The fear that my tiny antlers must break on contact with his massive antlers turned out to be unnecessary. Rather, I felt like they must explode under the amount of energy that started to flow through them into my body. It wasn’t the mana of the healers just scanning my body, but rather I would liken it to the rotting magic used on my heart by the assassin Roe. It was very intrusive, and I subconsciously tried to fight back with my mana, a wasted effort. I wasn’t at full strength, and his mana was overwhelming. Quite different from mine. If I had to describe them, mine was thin as fog, but his was thick as maple syrup.
I know, stupid analogy, but it was the best I could come up with right now as Esu’s mana made me feel hot and my antlers even hotter. They actually glowed.
Then some of the moss on his antlers seemed to come to life. It moved, and it moved to my antlers, to my head, where it took root. Or so it seemed to me.
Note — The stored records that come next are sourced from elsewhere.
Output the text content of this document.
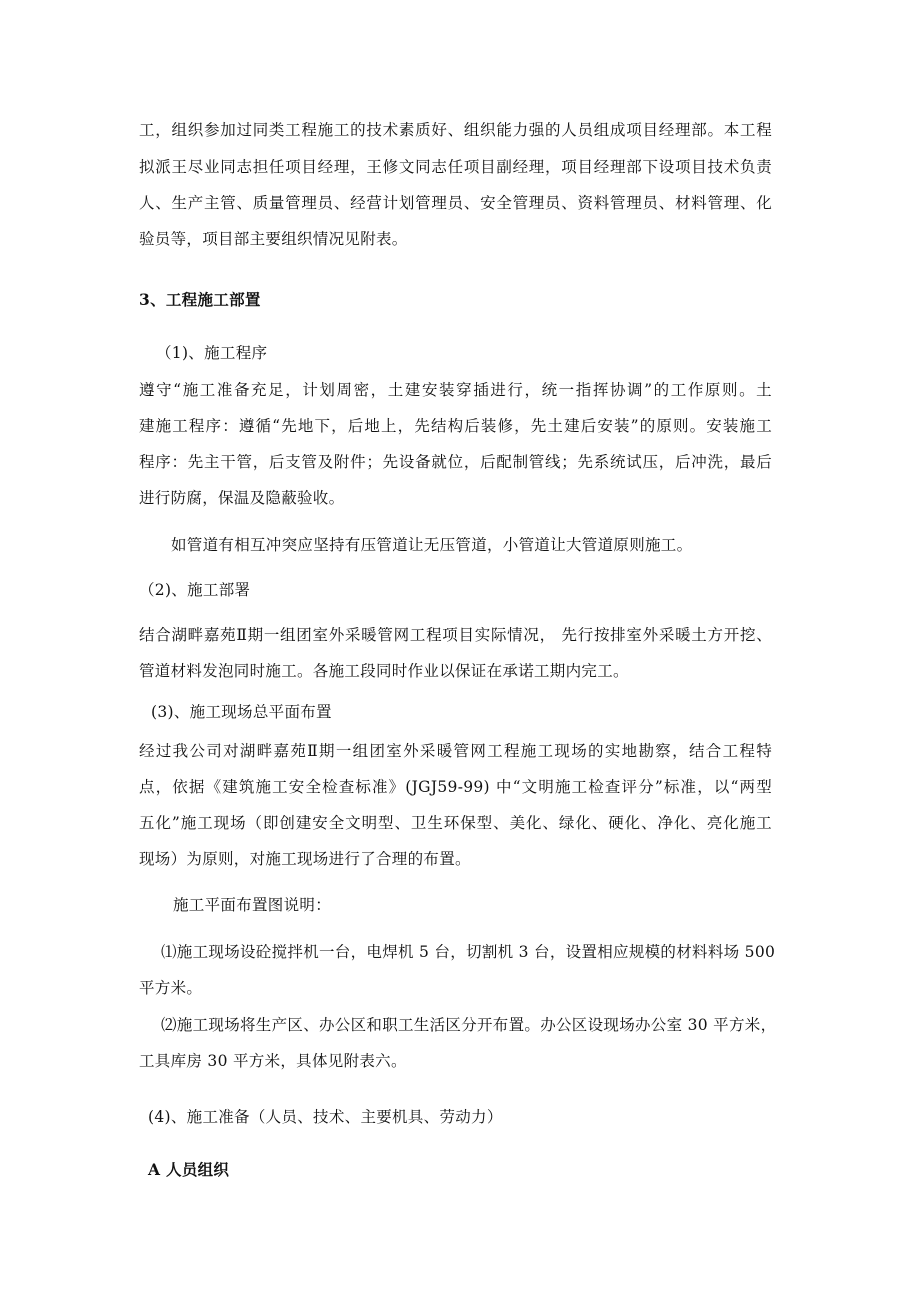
工，组织参加过同类工程施工的技术素质好、组织能力强的人员组成项目经理部。本工程
拟派王尽业同志担任项目经理，王修文同志任项目副经理，项目经理部下设项目技术负责
人、生产主管、质量管理员、经营计划管理员、安全管理员、资料管理员、材料管理、化
验员等，项目部主要组织情况见附表。
3、工程施工部置
（1)、施工程序
遵守“施工准备充足，计划周密，土建安装穿插进行，统一指挥协调”的工作原则。土
建施工程序：遵循“先地下，后地上，先结构后装修，先土建后安装”的原则。安装施工
程序：先主干管，后支管及附件；先设备就位，后配制管线；先系统试压，后冲洗，最后
进行防腐，保温及隐蔽验收。
如管道有相互冲突应坚持有压管道让无压管道，小管道让大管道原则施工。
（2)、施工部署
结合湖畔嘉苑Ⅱ期一组团室外采暖管网工程项目实际情况， 先行按排室外采暖土方开挖、
管道材料发泡同时施工。各施工段同时作业以保证在承诺工期内完工。
(3)、施工现场总平面布置
经过我公司对湖畔嘉苑Ⅱ期一组团室外采暖管网工程施工现场的实地勘察，结合工程特
点，依据《建筑施工安全检查标准》(JGJ59-99) 中“文明施工检查评分”标准，以“两型
五化”施工现场（即创建安全文明型、卫生环保型、美化、绿化、硬化、净化、亮化施工
现场）为原则，对施工现场进行了合理的布置。
施工平面布置图说明：
⑴施工现场设砼搅拌机一台，电焊机 5 台，切割机 3 台，设置相应规模的材料料场 500
平方米。
⑵施工现场将生产区、办公区和职工生活区分开布置。办公区设现场办公室 30 平方米，
工具库房 30 平方米，具体见附表六。
(4)、施工准备（人员、技术、主要机具、劳动力）
A 人员组织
With that, Esu’s mana faded from my body. He slowly raised his head and hummed. “A gift.”
Well, what a gift it was, a moss. Now I looked like I hadn’t washed in so long that it was starting to grow in my hair. Yet my displeasure at the gift was tempered by a single white flower blooming in it like hundreds of them on Esu’s antlers. I liked it a lot.
Despite how I felt about it, I wasn’t stupid. I was aware that it was no ordinary forest moss, that it was in fact, a very precious gift.